A busload of Iraqis on the other side of the road was also hit and at least 15 people were hurt, the spokesman said.

The pick-up was loaded with almost 200 kilograms (440 pounds) of explosives, a Mujahedeen munitions expert told AFP on an organized visit to the scene.

Its engine was flung 80 metres (yards) from the blast, which left a crater two metres (more than six feet) deep and three metres (10 feet) wide. The force of the explosion shattered windows of several buildings.

The Mujahedeen spokesman blamed "terrorists sent by the Iranian regime" for the attack, which came two months after the group assassinated a top general in Tehran.

It was the 24th attack carried out by Iranian agents since moderate cleric Mohammad Khatami was elected as Iran's president in May 1997, according to the Mujahedeen, and the 75th in the last six years.

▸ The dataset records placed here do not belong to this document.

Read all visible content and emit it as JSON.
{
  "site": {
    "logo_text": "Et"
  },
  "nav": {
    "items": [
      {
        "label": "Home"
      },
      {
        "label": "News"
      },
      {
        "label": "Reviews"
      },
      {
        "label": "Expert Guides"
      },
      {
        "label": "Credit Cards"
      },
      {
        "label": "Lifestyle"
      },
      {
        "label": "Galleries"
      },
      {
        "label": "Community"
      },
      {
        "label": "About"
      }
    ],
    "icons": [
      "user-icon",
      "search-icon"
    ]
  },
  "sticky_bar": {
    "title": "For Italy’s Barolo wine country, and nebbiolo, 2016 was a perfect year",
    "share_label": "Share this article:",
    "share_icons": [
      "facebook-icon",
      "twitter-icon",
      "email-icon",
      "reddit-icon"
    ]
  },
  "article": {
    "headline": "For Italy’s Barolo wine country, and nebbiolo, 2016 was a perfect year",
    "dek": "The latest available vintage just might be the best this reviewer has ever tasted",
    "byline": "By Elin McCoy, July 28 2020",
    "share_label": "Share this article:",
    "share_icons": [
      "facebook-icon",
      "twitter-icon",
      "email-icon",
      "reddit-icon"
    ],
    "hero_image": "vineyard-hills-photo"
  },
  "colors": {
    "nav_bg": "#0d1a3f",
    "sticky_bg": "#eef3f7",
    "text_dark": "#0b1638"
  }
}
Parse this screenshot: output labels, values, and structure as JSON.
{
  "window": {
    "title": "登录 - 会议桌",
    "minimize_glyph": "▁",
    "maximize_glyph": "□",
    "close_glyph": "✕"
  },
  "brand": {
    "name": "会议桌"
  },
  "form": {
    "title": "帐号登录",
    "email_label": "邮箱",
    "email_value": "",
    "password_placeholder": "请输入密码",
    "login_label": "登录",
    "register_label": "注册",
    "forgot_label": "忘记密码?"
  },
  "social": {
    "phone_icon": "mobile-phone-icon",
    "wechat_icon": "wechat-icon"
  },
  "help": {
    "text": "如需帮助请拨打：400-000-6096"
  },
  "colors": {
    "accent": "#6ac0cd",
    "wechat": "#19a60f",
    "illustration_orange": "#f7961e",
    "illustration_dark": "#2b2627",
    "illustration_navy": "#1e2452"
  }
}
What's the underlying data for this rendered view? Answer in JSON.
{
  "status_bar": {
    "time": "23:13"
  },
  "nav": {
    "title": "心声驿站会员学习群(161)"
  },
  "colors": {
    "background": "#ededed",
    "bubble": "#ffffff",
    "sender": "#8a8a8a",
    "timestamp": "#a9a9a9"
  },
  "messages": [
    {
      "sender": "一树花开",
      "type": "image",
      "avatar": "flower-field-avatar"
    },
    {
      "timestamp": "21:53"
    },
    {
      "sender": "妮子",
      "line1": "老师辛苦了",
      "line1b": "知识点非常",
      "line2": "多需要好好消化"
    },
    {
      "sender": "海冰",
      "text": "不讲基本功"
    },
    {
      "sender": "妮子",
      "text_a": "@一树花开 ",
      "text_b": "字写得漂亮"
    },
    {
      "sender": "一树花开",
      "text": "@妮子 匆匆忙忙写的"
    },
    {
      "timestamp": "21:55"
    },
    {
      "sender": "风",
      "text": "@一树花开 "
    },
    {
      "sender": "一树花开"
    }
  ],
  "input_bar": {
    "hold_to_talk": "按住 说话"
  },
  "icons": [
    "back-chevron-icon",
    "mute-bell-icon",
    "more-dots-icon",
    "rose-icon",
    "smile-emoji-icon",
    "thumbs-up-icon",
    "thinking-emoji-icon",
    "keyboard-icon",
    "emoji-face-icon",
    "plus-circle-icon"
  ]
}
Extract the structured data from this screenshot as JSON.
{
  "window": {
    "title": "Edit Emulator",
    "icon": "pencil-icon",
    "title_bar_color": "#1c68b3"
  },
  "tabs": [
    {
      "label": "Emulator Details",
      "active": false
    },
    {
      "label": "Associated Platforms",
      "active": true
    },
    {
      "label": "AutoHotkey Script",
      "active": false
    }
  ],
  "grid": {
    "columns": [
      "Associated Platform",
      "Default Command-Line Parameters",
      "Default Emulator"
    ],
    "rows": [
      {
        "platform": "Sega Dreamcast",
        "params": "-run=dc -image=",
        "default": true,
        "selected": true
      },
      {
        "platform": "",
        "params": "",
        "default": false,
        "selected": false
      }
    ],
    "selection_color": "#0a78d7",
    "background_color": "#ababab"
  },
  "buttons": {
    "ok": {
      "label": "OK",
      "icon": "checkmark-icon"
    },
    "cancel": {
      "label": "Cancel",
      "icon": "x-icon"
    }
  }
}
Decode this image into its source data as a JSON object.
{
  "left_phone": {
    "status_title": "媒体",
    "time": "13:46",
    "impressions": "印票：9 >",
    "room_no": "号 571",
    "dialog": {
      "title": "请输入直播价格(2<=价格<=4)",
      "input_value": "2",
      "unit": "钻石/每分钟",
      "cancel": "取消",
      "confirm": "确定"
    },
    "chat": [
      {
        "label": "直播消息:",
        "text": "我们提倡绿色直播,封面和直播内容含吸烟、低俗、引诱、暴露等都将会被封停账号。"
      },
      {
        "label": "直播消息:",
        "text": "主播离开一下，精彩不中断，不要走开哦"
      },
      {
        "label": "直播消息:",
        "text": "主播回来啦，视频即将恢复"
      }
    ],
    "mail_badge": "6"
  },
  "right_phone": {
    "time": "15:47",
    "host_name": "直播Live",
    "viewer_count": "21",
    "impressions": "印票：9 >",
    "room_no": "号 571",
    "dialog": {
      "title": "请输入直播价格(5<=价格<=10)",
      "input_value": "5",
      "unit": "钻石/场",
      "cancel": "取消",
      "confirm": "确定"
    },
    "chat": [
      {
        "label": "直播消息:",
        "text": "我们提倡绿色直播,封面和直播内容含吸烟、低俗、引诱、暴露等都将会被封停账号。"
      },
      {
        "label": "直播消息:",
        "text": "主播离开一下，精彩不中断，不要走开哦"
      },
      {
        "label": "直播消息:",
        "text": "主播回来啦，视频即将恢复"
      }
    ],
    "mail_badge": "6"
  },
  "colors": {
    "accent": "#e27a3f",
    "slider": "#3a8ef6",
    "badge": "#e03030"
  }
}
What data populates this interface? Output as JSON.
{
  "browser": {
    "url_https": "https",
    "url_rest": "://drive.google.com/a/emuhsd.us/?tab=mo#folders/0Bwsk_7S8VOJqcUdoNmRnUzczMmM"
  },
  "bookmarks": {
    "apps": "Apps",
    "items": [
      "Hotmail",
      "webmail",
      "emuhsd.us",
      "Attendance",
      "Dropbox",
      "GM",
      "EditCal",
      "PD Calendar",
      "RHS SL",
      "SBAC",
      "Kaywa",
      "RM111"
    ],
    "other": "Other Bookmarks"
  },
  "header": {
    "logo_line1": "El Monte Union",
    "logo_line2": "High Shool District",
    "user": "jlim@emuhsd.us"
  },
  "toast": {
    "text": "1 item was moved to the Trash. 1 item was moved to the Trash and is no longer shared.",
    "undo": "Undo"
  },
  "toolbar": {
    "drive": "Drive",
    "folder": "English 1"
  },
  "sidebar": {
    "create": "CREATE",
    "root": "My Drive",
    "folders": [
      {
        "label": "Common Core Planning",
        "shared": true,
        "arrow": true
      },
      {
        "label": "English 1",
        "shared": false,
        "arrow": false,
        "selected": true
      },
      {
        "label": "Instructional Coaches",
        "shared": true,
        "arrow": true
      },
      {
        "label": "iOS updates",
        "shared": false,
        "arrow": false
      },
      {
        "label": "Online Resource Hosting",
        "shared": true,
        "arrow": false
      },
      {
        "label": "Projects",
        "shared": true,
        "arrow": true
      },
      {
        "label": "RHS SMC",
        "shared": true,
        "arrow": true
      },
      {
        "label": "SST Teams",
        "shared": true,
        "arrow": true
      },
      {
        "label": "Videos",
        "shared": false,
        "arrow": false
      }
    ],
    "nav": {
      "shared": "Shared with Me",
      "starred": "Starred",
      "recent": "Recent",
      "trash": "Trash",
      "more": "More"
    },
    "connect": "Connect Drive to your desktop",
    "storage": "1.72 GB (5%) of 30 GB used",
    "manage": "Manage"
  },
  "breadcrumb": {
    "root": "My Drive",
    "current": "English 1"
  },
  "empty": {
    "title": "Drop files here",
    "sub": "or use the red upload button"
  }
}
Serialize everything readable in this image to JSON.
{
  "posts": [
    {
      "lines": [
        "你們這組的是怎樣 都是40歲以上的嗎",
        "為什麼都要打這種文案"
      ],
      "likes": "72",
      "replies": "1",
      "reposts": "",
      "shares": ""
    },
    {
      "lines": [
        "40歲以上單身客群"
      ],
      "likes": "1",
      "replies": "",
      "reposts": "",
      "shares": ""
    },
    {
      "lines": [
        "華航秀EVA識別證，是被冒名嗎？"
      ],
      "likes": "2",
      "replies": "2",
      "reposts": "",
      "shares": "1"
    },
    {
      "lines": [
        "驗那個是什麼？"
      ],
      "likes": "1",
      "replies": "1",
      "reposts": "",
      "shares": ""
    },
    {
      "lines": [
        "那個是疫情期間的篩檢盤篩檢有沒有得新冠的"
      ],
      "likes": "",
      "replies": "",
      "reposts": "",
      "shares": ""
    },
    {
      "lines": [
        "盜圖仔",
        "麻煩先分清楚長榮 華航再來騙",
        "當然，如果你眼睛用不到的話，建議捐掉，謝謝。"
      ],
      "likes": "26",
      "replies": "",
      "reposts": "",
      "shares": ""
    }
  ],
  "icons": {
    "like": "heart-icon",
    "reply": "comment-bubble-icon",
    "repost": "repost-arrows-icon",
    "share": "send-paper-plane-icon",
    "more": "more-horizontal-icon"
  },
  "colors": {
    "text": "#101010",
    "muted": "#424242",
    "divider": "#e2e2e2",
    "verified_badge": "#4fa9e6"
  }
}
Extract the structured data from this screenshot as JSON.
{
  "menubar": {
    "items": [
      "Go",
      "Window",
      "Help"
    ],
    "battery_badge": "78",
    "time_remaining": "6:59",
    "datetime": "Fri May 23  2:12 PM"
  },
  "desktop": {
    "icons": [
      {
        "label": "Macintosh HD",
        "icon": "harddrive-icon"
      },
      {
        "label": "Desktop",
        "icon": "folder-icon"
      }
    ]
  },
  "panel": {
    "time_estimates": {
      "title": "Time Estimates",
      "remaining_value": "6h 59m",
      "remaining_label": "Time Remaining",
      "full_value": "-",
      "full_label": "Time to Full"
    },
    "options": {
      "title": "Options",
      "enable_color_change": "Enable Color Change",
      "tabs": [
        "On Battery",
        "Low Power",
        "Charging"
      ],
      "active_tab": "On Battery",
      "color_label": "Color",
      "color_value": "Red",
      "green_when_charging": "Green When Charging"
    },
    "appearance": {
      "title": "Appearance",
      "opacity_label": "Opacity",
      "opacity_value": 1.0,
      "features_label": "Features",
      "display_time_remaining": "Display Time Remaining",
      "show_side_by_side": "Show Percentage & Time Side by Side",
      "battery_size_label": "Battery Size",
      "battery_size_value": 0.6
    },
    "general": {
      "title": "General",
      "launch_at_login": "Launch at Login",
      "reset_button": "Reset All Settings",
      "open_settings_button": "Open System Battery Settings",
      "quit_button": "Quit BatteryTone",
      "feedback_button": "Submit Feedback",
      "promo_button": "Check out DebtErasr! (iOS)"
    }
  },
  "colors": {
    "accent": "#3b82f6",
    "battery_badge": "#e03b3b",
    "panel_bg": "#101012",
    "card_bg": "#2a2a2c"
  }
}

Mujahedeen leader Massud Rajavi issued a call for UN chief Kofi Annan "to take urgent measures to halt the crimes of the mullahs outside Iran" and urged Baghdad to close down the Iranian embassy.

The Mujahedeen, which has been based in Iraq since 1986 and mounts cross-border raids, regularly accuses Iran of attacks. Two bombs exploded near its Baghdad headquarters on Saturday, without causing casualties, it said.

At a Baghdad meeting in mid-May, the Mujahedeen leadership set a target of May 2001 for the overthrow of the Tehran government. In April, its fighters assassinated a top Iranian general outside his Tehran home.

The Mujahedeen's deployment in Iraq, where it has five military bases, is a key obstacle to a normalisation in ties between Baghdad and Tehran, which fought a war between 1980 and 1988.

Iran hosts Iraqi Shiite opposition groups.